The city will invest $10 million at five New York City Housing Authority developments in Queens, Brooklyn and the Bronx to provide high-speed broadband service.
Mayor Bill de Blasio and other officials announced the initiative Thursday at the Mott Haven Houses in the Bronx, 1010 WINS' Mona Rivera reported.
U.S. Housing Secretary Julian Castro said the federal government will help the city with the initiative. Also, private companies are donating technology, including Sprint, which will make mobile Wi-Fi devices available to NYCHA households in the Bronx with school-aged children.
Twenty-two percent of New York City households do not have Internet service at home, and 36 percent of households below the poverty line lack it, according to the Center for Economic Opportunity.

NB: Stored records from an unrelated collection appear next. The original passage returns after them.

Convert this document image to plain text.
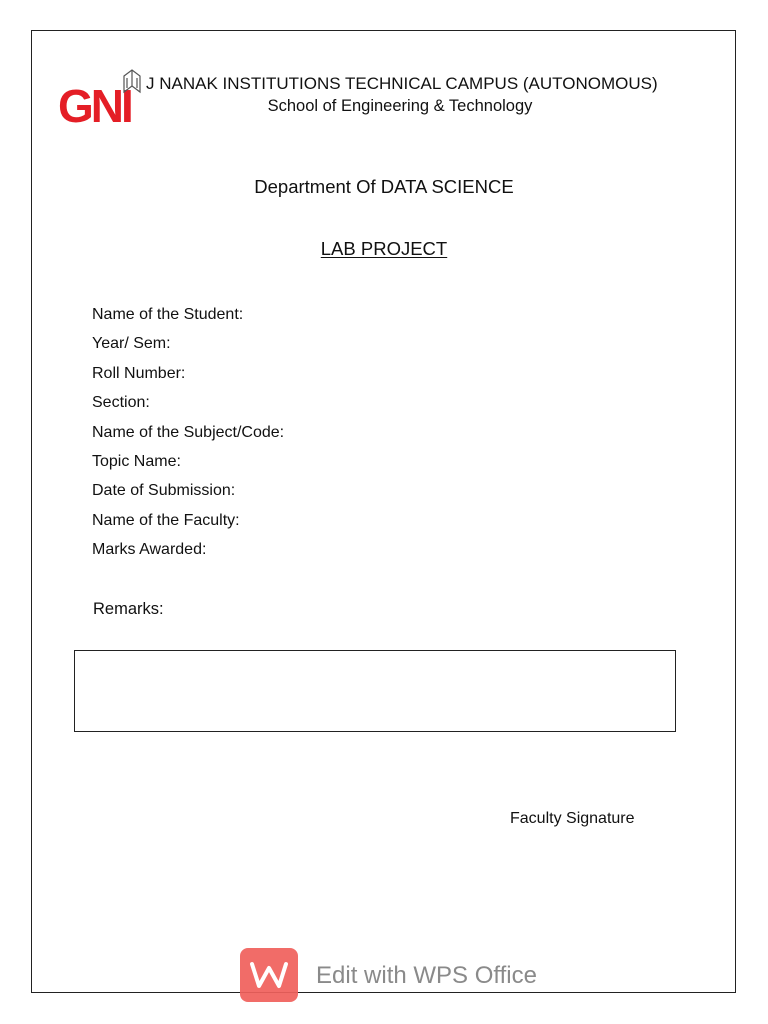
GNI J NANAK INSTITUTIONS TECHNICAL CAMPUS (AUTONOMOUS)
School of Engineering & Technology
Department Of DATA SCIENCE
LAB PROJECT
Name of the Student:
Year/ Sem:
Roll Number:
Section:
Name of the Subject/Code:
Topic Name:
Date of Submission:
Name of the Faculty:
Marks Awarded:
Remarks:
Faculty Signature
Edit with WPS Office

"You need access to the Internet to get your homework done," Castro told reporters, including WCBS 880's Ginny Kosola. "You need access to the Internet later in life to apply for a job."
The program will begin next year at the Queensbridge North Houses and Queensbridge South Houses in Long Island City. Networks will then be added at the Red Hook East Houses and Red Hook West Houses in Brooklyn, and Mott Haven Houses.
About 16,000 residents live in the the five impacted housing developments.
"We're going to keep going toward that goal, reaching toward that goal of a truly connected city," de Blasio said.
But Jose Rodan, who has a two-bedroom apartment at Mott Haven, is skeptical. He said he's worried about privacy and security.
"It'll be free, but there has to be a catch to that," he told Rivera.